Characters can be created as architectural structures, and then lived out in space. We are not making solid things, but organisms that are full of paradox, competing desires, unknowings, and flinching responses to the world. Attending to theses structures allows us to bring spatial (inner + outer) awareness to structuring character. Though we have rich inner, reflective responses to and memories of our experiences of the world, we do not create a performance principally within ourselves. We respond to stimuli in spaces and we create spaces into and through which performances move. Same with characters. We create conditions for spaces - inside and outside of ourselves - to stay open and resonant.
Paradox + Preoccupation
Borrowing the notion of 'paradox' inspired by Morris Berman (Wandering God: A Study of Nomadic Spirtuality) I work with actors to manifest the horizontal depth of our grounded lives. Vision on the horizon keeps us within the community of humans, experiencing the world’s challenges together. Learning to see softly allows us to bring more into the edges of our attention, and allows our awareness to hold more information - both unified and disparate - in our attention. With more information in our awareness, we can act using more impulses.
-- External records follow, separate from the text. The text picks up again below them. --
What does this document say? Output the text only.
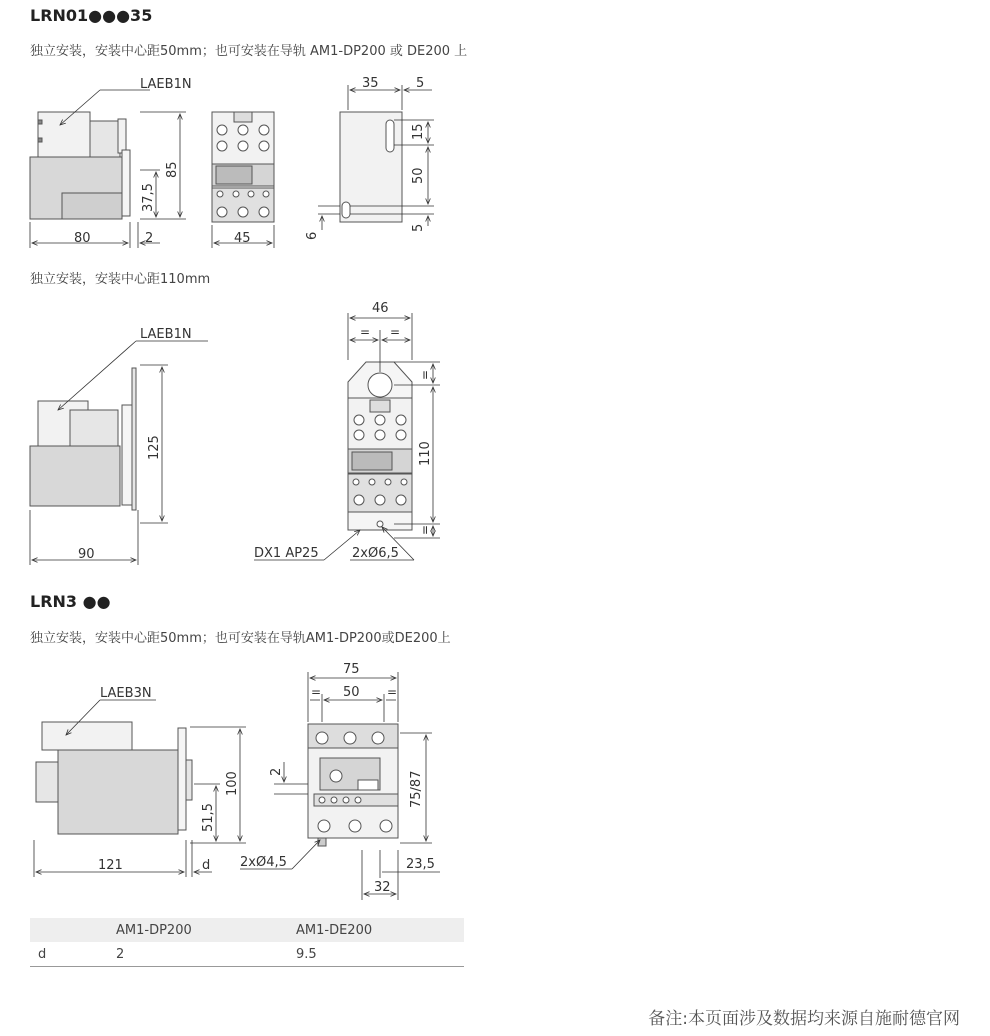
LRN01●●●35
独立安装，安装中心距50mm；也可安装在导轨 AM1-DP200 或 DE200 上
独立安装，安装中心距110mm
LRN3 ●●
独立安装，安装中心距50mm；也可安装在导轨AM1-DP200或DE200上
LAEB1N
80	2
85
37,5
45
35	5
15
50
5
6
LAEB1N
125
90
46
= =
=
110
=
DX1 AP25	2xØ6,5
LAEB3N
100
51,5
121	d
75
50
=	=
75/87
2
2xØ4,5
32
23,5
	AM1-DP200	AM1-DE200
d	2	9.5
备注:本页面涉及数据均来源自施耐德官网
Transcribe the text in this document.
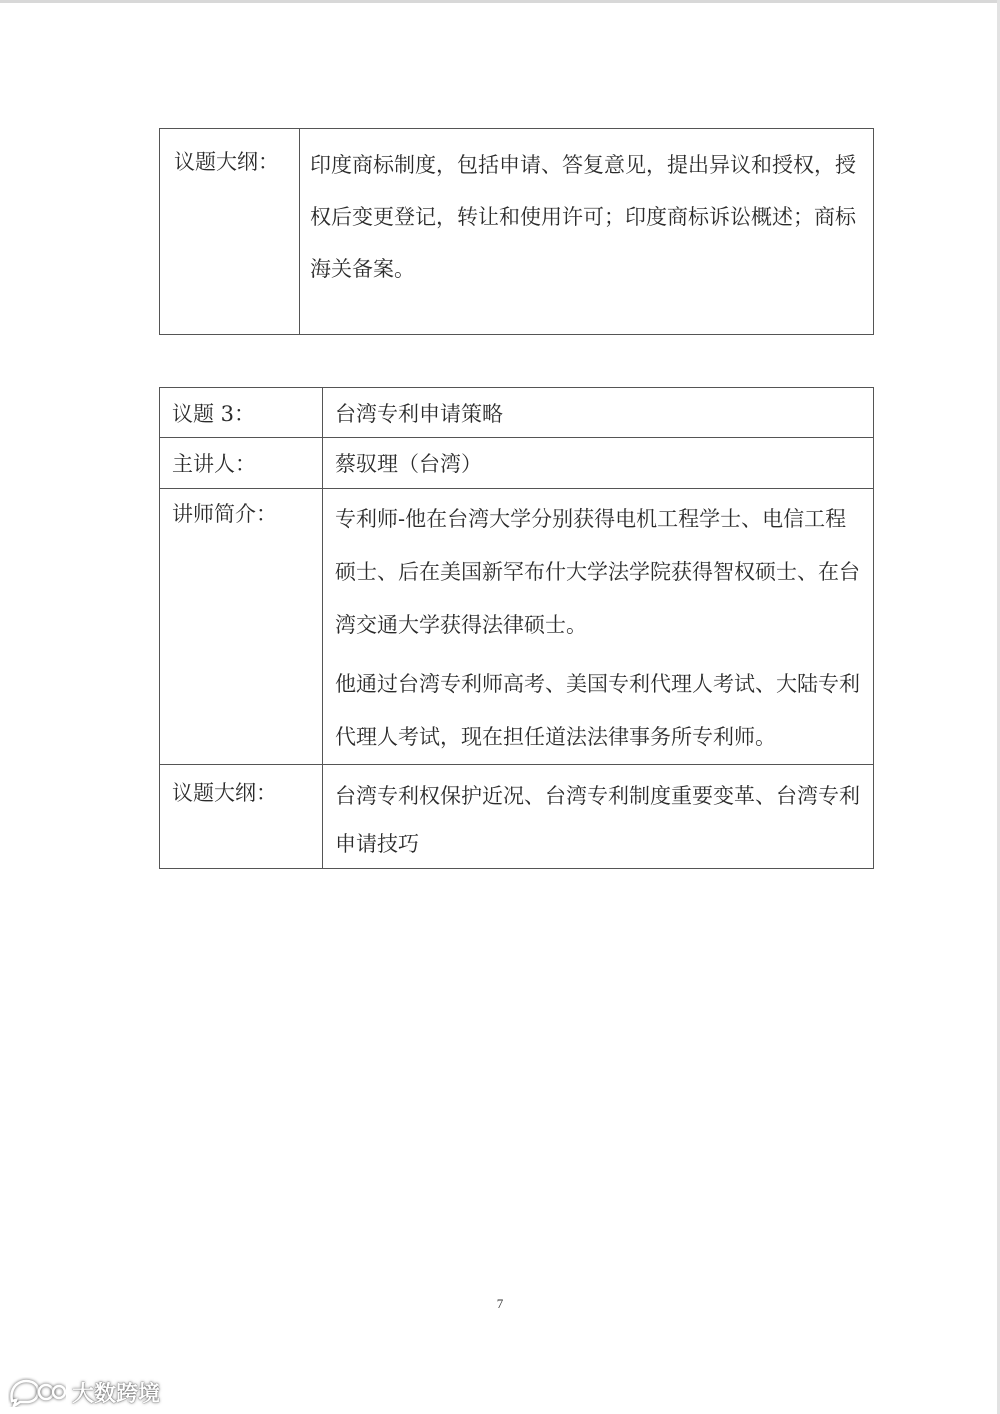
议题大纲：	印度商标制度，包括申请、答复意见，提出异议和授权，授权后变更登记，转让和使用许可；印度商标诉讼概述；商标海关备案。
议题 3：	台湾专利申请策略
主讲人：	蔡驭理（台湾）
讲师简介：	专利师-他在台湾大学分别获得电机工程学士、电信工程硕士、后在美国新罕布什大学法学院获得智权硕士、在台湾交通大学获得法律硕士。

他通过台湾专利师高考、美国专利代理人考试、大陆专利代理人考试，现在担任道法法律事务所专利师。

议题大纲：	台湾专利权保护近况、台湾专利制度重要变革、台湾专利申请技巧
7
大数跨境
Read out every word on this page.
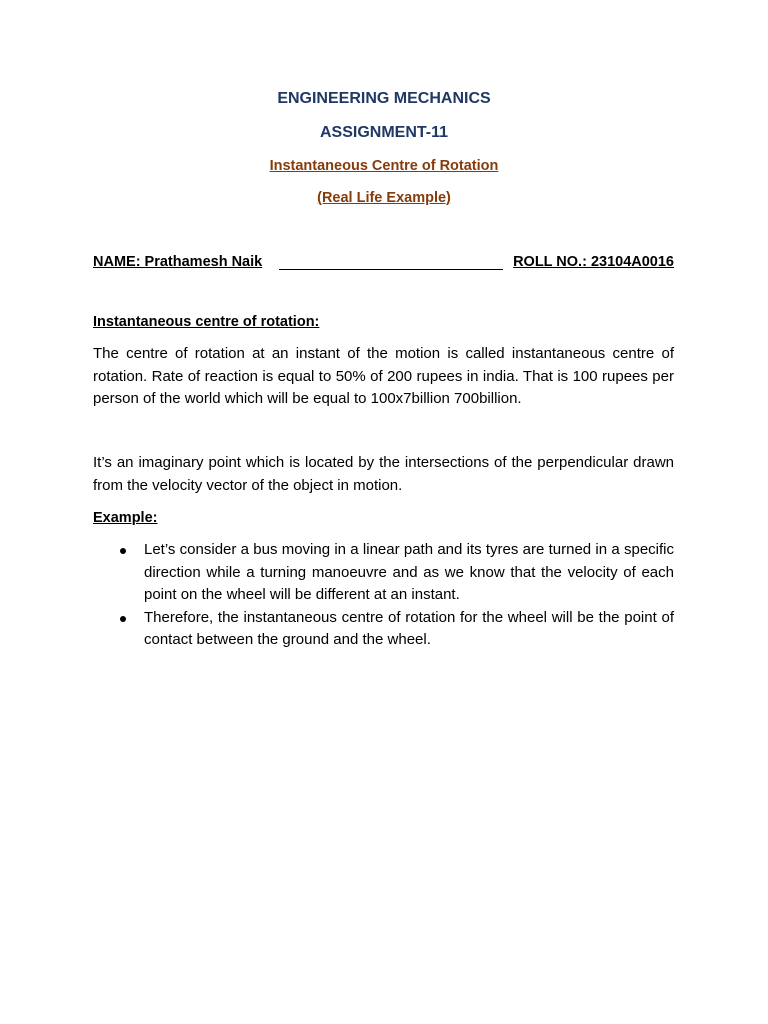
ENGINEERING MECHANICS
ASSIGNMENT-11
Instantaneous Centre of Rotation
(Real Life Example)
NAME: Prathamesh Naik	ROLL NO.: 23104A0016
Instantaneous centre of rotation:
The centre of rotation at an instant of the motion is called instantaneous centre of rotation. Rate of reaction is equal to 50% of 200 rupees in india. That is 100 rupees per person of the world which will be equal to 100x7billion 700billion.
It’s an imaginary point which is located by the intersections of the perpendicular drawn from the velocity vector of the object in motion.
Example:
Let’s consider a bus moving in a linear path and its tyres are turned in a specific direction while a turning manoeuvre and as we know that the velocity of each point on the wheel will be different at an instant.
Therefore, the instantaneous centre of rotation for the wheel will be the point of contact between the ground and the wheel.
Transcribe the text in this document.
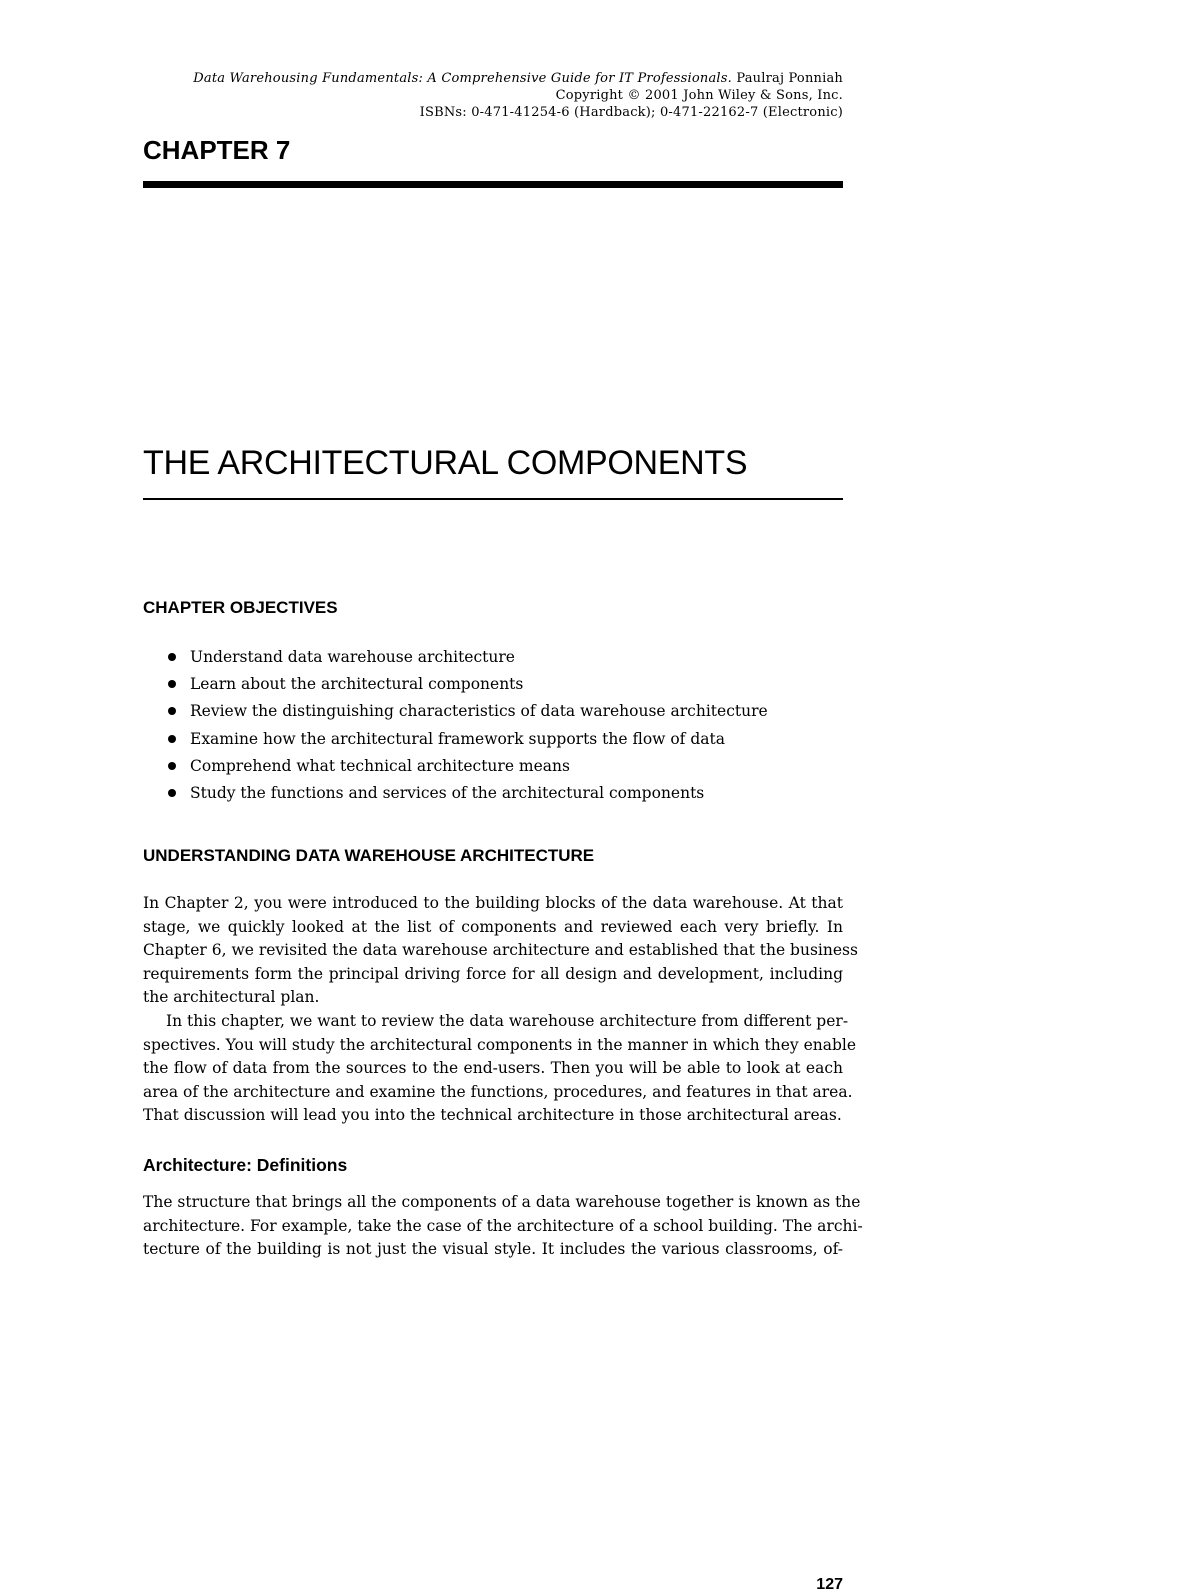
Data Warehousing Fundamentals: A Comprehensive Guide for IT Professionals. Paulraj Ponniah
Copyright © 2001 John Wiley & Sons, Inc.
ISBNs: 0-471-41254-6 (Hardback); 0-471-22162-7 (Electronic)
CHAPTER 7
THE ARCHITECTURAL COMPONENTS
CHAPTER OBJECTIVES
Understand data warehouse architecture
Learn about the architectural components
Review the distinguishing characteristics of data warehouse architecture
Examine how the architectural framework supports the flow of data
Comprehend what technical architecture means
Study the functions and services of the architectural components
UNDERSTANDING DATA WAREHOUSE ARCHITECTURE
In Chapter 2, you were introduced to the building blocks of the data warehouse. At that
stage, we quickly looked at the list of components and reviewed each very briefly. In
Chapter 6, we revisited the data warehouse architecture and established that the business
requirements form the principal driving force for all design and development, including
the architectural plan.
In this chapter, we want to review the data warehouse architecture from different per-
spectives. You will study the architectural components in the manner in which they enable
the flow of data from the sources to the end-users. Then you will be able to look at each
area of the architecture and examine the functions, procedures, and features in that area.
That discussion will lead you into the technical architecture in those architectural areas.
Architecture: Definitions
The structure that brings all the components of a data warehouse together is known as the
architecture. For example, take the case of the architecture of a school building. The archi-
tecture of the building is not just the visual style. It includes the various classrooms, of-
127
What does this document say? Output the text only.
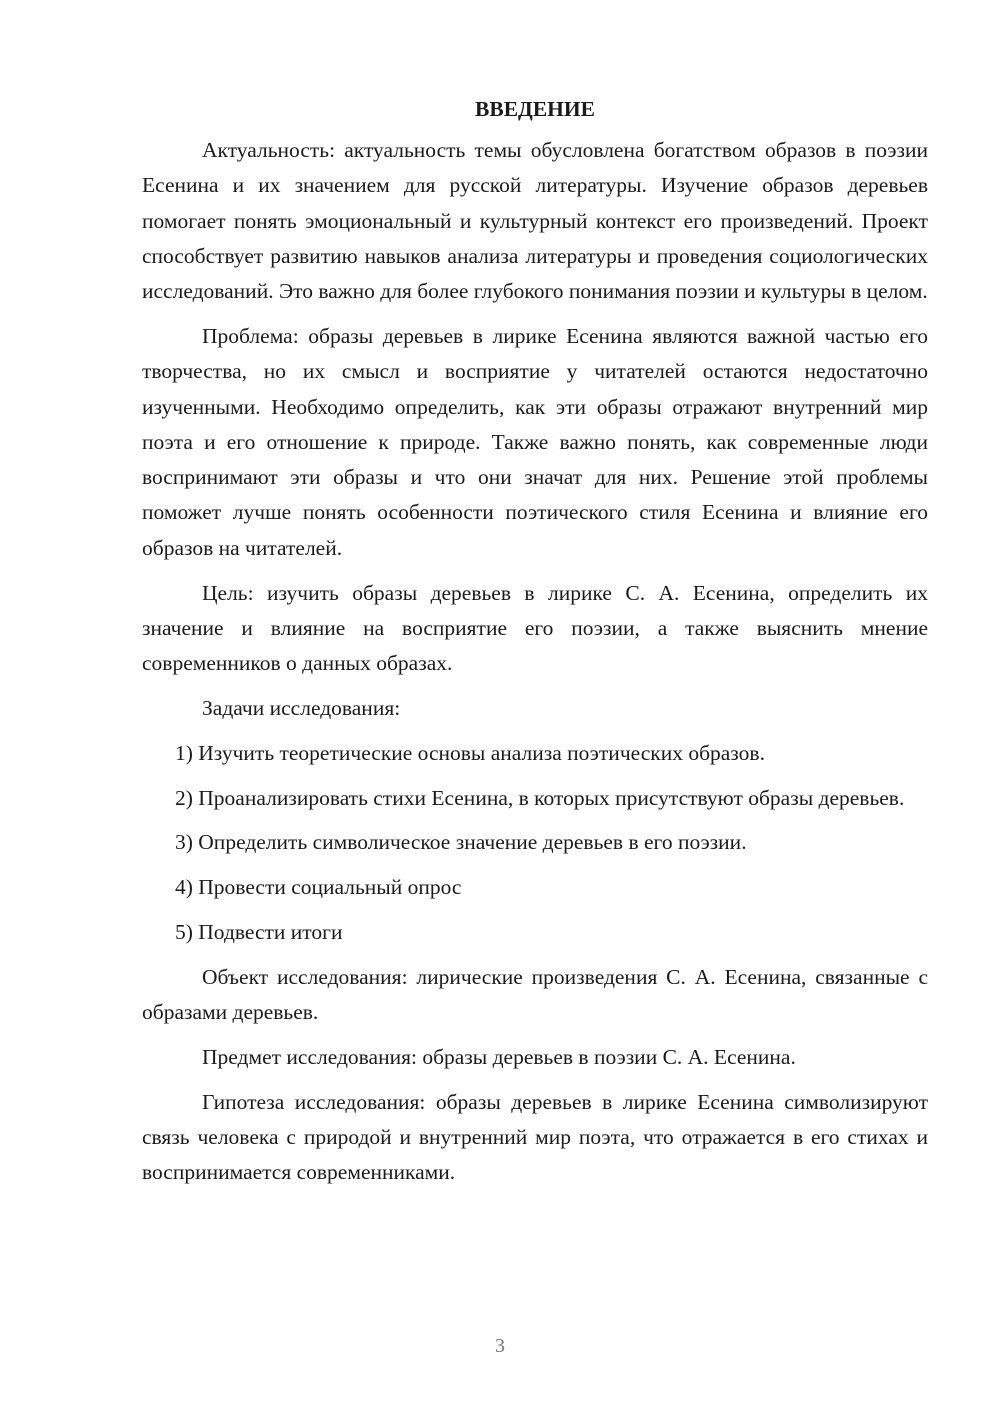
ВВЕДЕНИЕ

Актуальность: актуальность темы обусловлена богатством образов в поэзии Есенина и их значением для русской литературы. Изучение образов деревьев помогает понять эмоциональный и культурный контекст его произведений. Проект способствует развитию навыков анализа литературы и проведения социологических исследований. Это важно для более глубокого понимания поэзии и культуры в целом.

Проблема: образы деревьев в лирике Есенина являются важной частью его творчества, но их смысл и восприятие у читателей остаются недостаточно изученными. Необходимо определить, как эти образы отражают внутренний мир поэта и его отношение к природе. Также важно понять, как современные люди воспринимают эти образы и что они значат для них. Решение этой проблемы поможет лучше понять особенности поэтического стиля Есенина и влияние его образов на читателей.

Цель: изучить образы деревьев в лирике С. А. Есенина, определить их значение и влияние на восприятие его поэзии, а также выяснить мнение современников о данных образах.

Задачи исследования:

1) Изучить теоретические основы анализа поэтических образов.

2) Проанализировать стихи Есенина, в которых присутствуют образы деревьев.

3) Определить символическое значение деревьев в его поэзии.

4) Провести социальный опрос

5) Подвести итоги

Объект исследования: лирические произведения С. А. Есенина, связанные с образами деревьев.

Предмет исследования: образы деревьев в поэзии С. А. Есенина.

Гипотеза исследования: образы деревьев в лирике Есенина символизируют связь человека с природой и внутренний мир поэта, что отражается в его стихах и воспринимается современниками.

3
In this way, we begin to work with paradox as a practice of allowing preoccupation or chaos. Each of us has many operations happening at once - abstract thinking, sensation (seeing, hearing, touch, etc.), proprioception, breathing, emotion, heartbeat, and much more. Even on the level of our awareness, we often attend to two things at once, or jump to other thoughts and back to a main focus. We are aiming for fluid/free access to paradox (felt as multi-directional awareness or chaos). Practicing preoccupation as a freedom is useful in opening to the patterns of function and awareness at work in a character. It also allows language to slip from our thinking in multitudes of ways and meanings.